Le droit d’être entendu fait partie intégrante du respect des droits de la défense, principe général du droit de l’Union. Ce droit se définit comme celui de toute personne de faire connaître, de manière utile et effective, son point de vue au cours d’une procédure administrative avant l’adoption de toute décision susceptible d’affecter de manière défavorable ses intérêts. Le droit d’être entendu préalablement à l’adoption d’une décision de retour implique que l’autorité administrative mette le ressortissant étranger en situation irrégulière à même de présenter, de manière utile et effective, son point de vue sur l’irrégularité du séjour et les motifs qui seraient susceptibles de justifier que l’autorité s’abstienne de prendre à son égard une décision de retour. Il n’implique toutefois pas que l’administration ait l’obligation de mettre l’intéressé à même de présenter ses observations de façon spécifique sur la décision l’obligeant à quitter le territoire français ou sur la décision lui faisant interdiction de retour sur le territoire français, dès lors qu’il a pu être entendu sur l’irrégularité du séjour ou la perspective de l’éloignement.

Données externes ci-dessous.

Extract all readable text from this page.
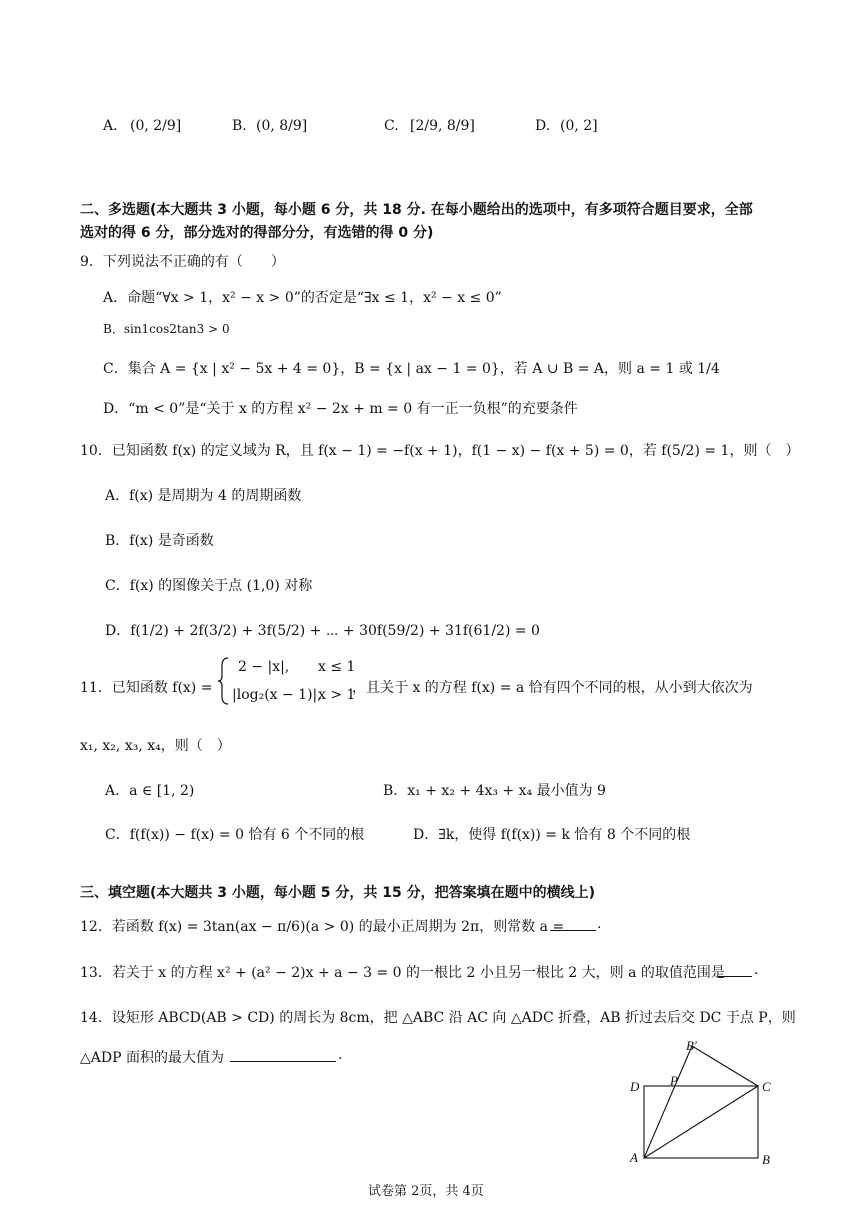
A. (0, 2/9]	B. (0, 8/9]	C. [2/9, 8/9]	D. (0, 2]
二、多选题(本大题共 3 小题，每小题 6 分，共 18 分. 在每小题给出的选项中，有多项符合题目要求，全部
选对的得 6 分，部分选对的得部分分，有选错的得 0 分)
9．下列说法不正确的有（　　）
A．命题“∀x > 1，x² − x > 0”的否定是“∃x ≤ 1，x² − x ≤ 0”
B．sin1cos2tan3 > 0
C．集合 A = {x | x² − 5x + 4 = 0}，B = {x | ax − 1 = 0}，若 A ∪ B = A，则 a = 1 或 1/4
D．“m < 0”是“关于 x 的方程 x² − 2x + m = 0 有一正一负根”的充要条件
10．已知函数 f(x) 的定义域为 R，且 f(x − 1) = −f(x + 1)，f(1 − x) − f(x + 5) = 0，若 f(5/2) = 1，则（　）
A．f(x) 是周期为 4 的周期函数
B．f(x) 是奇函数
C．f(x) 的图像关于点 (1,0) 对称
D．f(1/2) + 2f(3/2) + 3f(5/2) + ⋯ + 30f(59/2) + 31f(61/2) = 0
11．已知函数 f(x) =
2 − |x|, x ≤ 1
|log₂(x − 1)|,
x > 1
，且关于 x 的方程 f(x) = a 恰有四个不同的根，从小到大依次为
x₁, x₂, x₃, x₄，则（　）
A．a ∈ [1, 2)	B．x₁ + x₂ + 4x₃ + x₄ 最小值为 9
C．f(f(x)) − f(x) = 0 恰有 6 个不同的根	D．∃k，使得 f(f(x)) = k 恰有 8 个不同的根
三、填空题(本大题共 3 小题，每小题 5 分，共 15 分，把答案填在题中的横线上)
12．若函数 f(x) = 3tan(ax − π/6)(a > 0) 的最小正周期为 2π，则常数 a = .
13．若关于 x 的方程 x² + (a² − 2)x + a − 3 = 0 的一根比 2 小且另一根比 2 大，则 a 的取值范围是 .
14．设矩形 ABCD(AB > CD) 的周长为 8cm，把 △ABC 沿 AC 向 △ADC 折叠，AB 折过去后交 DC 于点 P，则
△ADP 面积的最大值为	.
B′
D P	C
A	B
试卷第 2页，共 4页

Il ressort des pièces du dossier que M. A… a été entendu par les services de la police de l’air et des frontières le 10 avril 2025 qui ont dressé un procès-verbal duquel il ressort qu’il a pu faire valoir l’ensemble des éléments concernant sa situation personnelle et familiale. Par suite, le moyen tiré de la méconnaissance du principe général du droit d’être entendu doit être écarté ainsi que le moyen tiré de la méconnaissance des dispositions de l’article L. 121-1 du code des relations entre le public et l’administration qui est inopérant s’agissant des mesures d’éloignement et des décisions notifiées simultanément.
En quatrième lieu, les conditions dans lesquelles M. A… a été interpellé étant sans incidence sur la légalité de la mesure d’éloignement prise en application des dispositions de l’article L. 611-1 du code de l’entrée et du séjour des étrangers et du droit d’asile, le moyen tiré de ce qu’il n’aurait pas dû être interpellé dès lors qu’il ne constitue pas une menace pour l’ordre public doit être écarté.
En cinquième lieu, aux termes de l’article 8 de la convention européenne de sauvegarde des droits de l’homme et des libertés fondamentales : « 1. Toute personne a droit au respect de sa vie privée et familiale, de son domicile et de sa correspondance. / 2. Il ne peut y avoir ingérence d’une autorité publique dans l’exercice de ce droit que pour autant que cette ingérence est prévue par la loi et qu’elle constitue une mesure qui, dans une société démocratique, est nécessaire à la sécurité nationale, à la sûreté publique, au bien-être économique du pays, à la défense de l’ordre et à la prévention des infractions pénales, à la protection de la santé ou de la morale, ou à la protection des droits et libertés d’autrui ». Pour l’application des stipulations précitées, l’étranger qui invoque la protection due à son droit au respect de sa vie privée et familiale en France doit apporter toute justification permettant d’apprécier la réalité et la stabilité de ses liens personnels et familiaux effectifs en France au regard de ceux qu’il a conservés dans son pays d’origine.
M. A… est célibataire, sans enfant et a déclaré que sa famille proche vivait au Bangladesh. Si M. A… soutient être en France depuis trois ans et y avoir désormais le centre de ses intérêts privés et familiaux, de telles circonstances ne ressortent pas des pièces du dossier. Dans ces conditions, le préfet de la Moselle n’a pas porté à son droit au respect de sa vie privée et familiale une atteinte disproportionnée au regard des buts en vue desquels il a pris la décision attaquée. Il n’a dès lors pas méconnu l’article 8 de la convention européenne de sauvegarde des droits de l’homme et des libertés fondamentales. Pour les mêmes motifs, le moyen tiré de l’erreur manifeste d’appréciation doit également être écarté.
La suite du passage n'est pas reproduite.